Mas os ramos de flores - assim como as marretas - podem ser eliminados. Vale a pena recordar um assassinato político que abalou a Rússia em 2015, o do carismático opositor Boris Nemtsov, que foi morto a tiro à vista do Kremlin. Durante anos, os admiradores de Nemtsov continuaram a deixar flores no local da ponte onde ele foi morto. As autoridades locais varreram sempre as flores e não existe nenhum memorial permanente ao político assassinado.

Os apoiantes não violentos de Nemtsov eram uma classe de pessoas muito diferente dos soldados a pé de Prigozhin, munidos de espingardas, na Ucrânia e noutros locais: Nemtsov, que investigava a guerra secreta de Putin no leste da Ucrânia quando foi morto, era o rosto do ativismo liberal russo em apuros.

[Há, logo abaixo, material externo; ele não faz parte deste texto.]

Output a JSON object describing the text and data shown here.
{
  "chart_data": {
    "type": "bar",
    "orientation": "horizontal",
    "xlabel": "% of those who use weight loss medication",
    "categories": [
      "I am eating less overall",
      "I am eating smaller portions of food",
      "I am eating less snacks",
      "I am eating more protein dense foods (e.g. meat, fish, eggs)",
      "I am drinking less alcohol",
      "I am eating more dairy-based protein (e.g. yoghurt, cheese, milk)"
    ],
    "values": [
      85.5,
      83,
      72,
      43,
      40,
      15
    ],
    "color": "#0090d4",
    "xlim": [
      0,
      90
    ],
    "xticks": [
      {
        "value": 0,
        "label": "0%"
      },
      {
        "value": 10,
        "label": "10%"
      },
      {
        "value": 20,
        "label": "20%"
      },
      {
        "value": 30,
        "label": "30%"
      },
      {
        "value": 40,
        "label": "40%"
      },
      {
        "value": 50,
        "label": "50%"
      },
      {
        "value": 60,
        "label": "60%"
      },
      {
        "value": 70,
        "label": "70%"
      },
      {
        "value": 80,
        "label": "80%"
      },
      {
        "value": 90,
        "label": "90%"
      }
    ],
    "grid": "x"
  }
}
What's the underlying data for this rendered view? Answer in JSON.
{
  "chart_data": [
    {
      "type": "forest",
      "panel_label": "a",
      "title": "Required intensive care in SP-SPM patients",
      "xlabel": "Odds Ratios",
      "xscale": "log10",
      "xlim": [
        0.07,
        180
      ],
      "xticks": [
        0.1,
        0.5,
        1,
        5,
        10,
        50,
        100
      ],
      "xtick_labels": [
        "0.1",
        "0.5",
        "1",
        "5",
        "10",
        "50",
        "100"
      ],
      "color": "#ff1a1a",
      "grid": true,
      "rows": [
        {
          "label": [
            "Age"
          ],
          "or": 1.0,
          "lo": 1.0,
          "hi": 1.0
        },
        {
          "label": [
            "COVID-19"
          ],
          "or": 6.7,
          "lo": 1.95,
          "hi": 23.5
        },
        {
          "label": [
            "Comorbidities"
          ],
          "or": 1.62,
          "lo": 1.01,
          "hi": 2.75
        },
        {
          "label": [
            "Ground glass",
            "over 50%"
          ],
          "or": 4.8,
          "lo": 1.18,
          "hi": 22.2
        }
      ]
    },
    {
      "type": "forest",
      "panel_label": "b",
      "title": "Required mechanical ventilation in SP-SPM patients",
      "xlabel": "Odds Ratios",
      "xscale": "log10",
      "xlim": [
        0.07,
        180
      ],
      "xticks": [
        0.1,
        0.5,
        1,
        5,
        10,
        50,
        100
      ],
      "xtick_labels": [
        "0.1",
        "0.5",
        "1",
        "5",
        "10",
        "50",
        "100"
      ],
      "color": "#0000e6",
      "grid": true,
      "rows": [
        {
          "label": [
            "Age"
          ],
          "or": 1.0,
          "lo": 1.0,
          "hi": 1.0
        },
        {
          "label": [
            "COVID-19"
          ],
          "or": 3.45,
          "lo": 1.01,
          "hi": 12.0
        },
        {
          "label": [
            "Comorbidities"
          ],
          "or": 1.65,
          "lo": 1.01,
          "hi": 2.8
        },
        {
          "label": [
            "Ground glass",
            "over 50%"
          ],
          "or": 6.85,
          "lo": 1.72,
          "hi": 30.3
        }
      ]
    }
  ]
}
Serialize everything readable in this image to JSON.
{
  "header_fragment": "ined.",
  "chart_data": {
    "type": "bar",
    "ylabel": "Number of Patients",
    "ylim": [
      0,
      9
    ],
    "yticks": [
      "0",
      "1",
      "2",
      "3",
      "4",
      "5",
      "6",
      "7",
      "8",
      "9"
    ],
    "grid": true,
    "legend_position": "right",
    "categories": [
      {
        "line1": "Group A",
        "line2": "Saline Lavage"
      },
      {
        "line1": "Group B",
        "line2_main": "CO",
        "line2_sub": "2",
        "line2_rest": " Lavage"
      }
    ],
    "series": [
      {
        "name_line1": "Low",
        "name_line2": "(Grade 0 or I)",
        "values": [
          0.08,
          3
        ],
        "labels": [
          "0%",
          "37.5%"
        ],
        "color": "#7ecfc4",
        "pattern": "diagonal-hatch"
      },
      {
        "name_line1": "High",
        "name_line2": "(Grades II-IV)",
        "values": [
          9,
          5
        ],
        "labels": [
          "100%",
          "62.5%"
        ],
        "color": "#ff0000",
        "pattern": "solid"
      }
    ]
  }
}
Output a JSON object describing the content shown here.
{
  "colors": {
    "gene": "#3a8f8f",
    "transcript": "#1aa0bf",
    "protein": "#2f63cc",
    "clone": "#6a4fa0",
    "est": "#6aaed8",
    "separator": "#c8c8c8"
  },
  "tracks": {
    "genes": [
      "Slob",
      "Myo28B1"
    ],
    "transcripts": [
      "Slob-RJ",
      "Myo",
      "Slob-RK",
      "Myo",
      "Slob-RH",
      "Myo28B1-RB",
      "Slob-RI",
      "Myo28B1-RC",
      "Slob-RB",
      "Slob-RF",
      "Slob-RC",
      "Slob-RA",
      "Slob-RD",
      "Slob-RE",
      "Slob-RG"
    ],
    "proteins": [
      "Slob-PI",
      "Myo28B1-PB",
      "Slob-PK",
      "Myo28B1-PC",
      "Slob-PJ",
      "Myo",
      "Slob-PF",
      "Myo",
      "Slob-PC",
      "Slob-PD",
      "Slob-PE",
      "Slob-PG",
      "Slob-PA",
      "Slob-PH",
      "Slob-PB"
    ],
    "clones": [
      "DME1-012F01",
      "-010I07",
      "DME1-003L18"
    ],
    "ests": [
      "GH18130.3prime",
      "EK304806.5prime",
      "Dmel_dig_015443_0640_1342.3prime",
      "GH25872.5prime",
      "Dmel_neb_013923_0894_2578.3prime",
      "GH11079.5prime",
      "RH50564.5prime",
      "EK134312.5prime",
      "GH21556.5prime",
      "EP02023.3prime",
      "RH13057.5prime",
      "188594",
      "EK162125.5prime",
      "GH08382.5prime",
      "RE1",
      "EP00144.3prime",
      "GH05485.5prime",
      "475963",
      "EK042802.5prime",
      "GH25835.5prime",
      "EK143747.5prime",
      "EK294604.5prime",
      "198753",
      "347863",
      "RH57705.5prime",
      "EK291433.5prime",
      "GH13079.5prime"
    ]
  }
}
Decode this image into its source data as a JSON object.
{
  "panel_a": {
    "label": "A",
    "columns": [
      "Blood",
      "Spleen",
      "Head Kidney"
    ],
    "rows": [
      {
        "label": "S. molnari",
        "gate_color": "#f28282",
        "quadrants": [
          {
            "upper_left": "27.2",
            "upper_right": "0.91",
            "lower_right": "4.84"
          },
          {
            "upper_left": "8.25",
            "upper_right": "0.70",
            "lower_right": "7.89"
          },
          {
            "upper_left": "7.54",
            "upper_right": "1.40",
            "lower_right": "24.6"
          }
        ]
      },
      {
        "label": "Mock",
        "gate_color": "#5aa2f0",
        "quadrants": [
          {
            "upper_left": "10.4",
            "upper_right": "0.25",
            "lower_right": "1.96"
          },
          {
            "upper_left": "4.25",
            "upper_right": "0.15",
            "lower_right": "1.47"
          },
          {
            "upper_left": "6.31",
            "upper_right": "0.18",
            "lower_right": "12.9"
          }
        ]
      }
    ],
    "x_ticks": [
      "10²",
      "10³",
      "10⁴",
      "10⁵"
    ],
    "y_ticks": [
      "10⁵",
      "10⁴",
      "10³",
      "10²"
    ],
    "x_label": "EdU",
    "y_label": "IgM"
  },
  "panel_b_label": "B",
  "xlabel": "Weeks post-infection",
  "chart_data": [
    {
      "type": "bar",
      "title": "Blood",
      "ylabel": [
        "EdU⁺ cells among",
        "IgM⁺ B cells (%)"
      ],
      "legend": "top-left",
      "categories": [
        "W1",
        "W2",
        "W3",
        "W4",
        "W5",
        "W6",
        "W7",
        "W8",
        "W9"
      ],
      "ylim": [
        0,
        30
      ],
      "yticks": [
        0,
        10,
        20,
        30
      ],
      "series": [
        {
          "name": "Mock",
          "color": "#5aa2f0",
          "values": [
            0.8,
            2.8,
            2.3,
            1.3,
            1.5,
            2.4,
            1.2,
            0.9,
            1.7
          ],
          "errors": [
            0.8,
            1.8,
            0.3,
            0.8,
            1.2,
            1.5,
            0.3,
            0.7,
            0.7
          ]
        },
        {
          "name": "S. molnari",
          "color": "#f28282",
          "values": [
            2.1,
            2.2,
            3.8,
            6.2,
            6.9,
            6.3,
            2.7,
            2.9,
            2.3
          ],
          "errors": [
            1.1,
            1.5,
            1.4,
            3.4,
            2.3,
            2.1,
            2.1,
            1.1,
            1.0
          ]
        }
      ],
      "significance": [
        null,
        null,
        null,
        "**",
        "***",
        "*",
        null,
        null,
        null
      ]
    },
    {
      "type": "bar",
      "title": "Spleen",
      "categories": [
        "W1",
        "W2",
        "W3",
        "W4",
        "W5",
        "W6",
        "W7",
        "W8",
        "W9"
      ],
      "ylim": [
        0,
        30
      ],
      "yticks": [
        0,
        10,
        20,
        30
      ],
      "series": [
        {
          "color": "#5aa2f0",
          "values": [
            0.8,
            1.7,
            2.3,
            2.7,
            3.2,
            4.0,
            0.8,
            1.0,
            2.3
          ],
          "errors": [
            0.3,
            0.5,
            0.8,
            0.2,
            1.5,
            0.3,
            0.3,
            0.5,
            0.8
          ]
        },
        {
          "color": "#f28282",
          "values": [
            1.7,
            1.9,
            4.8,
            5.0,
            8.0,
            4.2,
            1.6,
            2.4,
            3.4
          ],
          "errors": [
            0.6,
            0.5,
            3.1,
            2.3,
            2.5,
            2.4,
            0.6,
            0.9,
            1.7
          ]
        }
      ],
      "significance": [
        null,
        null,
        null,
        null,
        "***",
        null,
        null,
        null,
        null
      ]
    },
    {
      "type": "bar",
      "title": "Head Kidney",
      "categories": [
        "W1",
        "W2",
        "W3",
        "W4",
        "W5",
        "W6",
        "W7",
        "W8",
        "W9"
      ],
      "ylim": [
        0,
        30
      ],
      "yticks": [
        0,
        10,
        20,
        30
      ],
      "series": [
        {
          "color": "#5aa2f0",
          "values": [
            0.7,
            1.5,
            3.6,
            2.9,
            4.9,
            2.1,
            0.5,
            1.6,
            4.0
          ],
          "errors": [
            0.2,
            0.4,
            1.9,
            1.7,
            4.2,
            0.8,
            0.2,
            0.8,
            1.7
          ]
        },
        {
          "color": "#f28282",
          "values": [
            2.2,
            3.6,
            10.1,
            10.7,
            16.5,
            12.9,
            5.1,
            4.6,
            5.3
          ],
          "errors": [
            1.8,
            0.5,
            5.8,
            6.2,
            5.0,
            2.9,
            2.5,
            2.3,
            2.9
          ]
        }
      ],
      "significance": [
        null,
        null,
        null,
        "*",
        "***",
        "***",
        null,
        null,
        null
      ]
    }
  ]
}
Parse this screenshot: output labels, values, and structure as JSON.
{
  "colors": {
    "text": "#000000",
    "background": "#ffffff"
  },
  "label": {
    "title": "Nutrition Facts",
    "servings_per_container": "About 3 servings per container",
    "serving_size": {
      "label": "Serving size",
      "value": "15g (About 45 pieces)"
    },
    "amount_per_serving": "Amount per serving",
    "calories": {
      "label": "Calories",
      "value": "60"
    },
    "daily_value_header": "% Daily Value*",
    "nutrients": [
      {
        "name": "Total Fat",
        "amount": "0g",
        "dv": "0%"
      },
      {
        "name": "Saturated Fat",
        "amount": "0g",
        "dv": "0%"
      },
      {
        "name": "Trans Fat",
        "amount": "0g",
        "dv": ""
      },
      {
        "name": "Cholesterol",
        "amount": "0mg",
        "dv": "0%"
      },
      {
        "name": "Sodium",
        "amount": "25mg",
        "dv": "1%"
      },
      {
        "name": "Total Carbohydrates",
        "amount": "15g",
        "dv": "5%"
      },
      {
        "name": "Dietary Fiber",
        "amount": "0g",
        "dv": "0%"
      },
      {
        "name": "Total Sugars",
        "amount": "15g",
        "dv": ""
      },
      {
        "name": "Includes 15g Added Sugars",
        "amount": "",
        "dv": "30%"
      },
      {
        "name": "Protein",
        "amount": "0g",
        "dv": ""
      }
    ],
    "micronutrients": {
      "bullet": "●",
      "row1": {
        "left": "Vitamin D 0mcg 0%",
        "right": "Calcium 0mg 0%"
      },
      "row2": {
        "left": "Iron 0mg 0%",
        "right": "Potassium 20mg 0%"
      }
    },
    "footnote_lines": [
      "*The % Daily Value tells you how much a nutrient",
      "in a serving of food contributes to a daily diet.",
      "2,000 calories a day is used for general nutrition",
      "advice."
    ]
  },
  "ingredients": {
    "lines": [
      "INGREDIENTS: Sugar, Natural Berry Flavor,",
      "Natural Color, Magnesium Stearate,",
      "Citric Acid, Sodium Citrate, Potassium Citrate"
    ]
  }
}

Alexey Navalny, que sucedeu a Nemtsov como o líder da oposição mais galvanizador da Rússia, está atualmente numa colónia prisional russa, juntamente com muitos outros que se opuseram pacificamente à guerra de Putin na Ucrânia. Numa publicação a partir da prisão sobre a morte de Prigozhin, que ele especulou ter sido obra de Putin, Navalny avisou que o líder do Kremlin tinha lançado as bases para uma possível guerra civil na Rússia.

"Estes são os ingredientes utilizados para criar o prato chamado 'guerra civil'", escreveu. "Eles criaram um bando. Armaram o bando. Dissolveram o bando. Mataram os líderes".

Não surgiram provas que apontem para o envolvimento do Kremlin ou dos serviços de segurança russos no acidente. Mas a vida e o destino de Prigozhin puseram a nu as fissuras no seio do grupo paranoico e vingativo que governa a Rússia.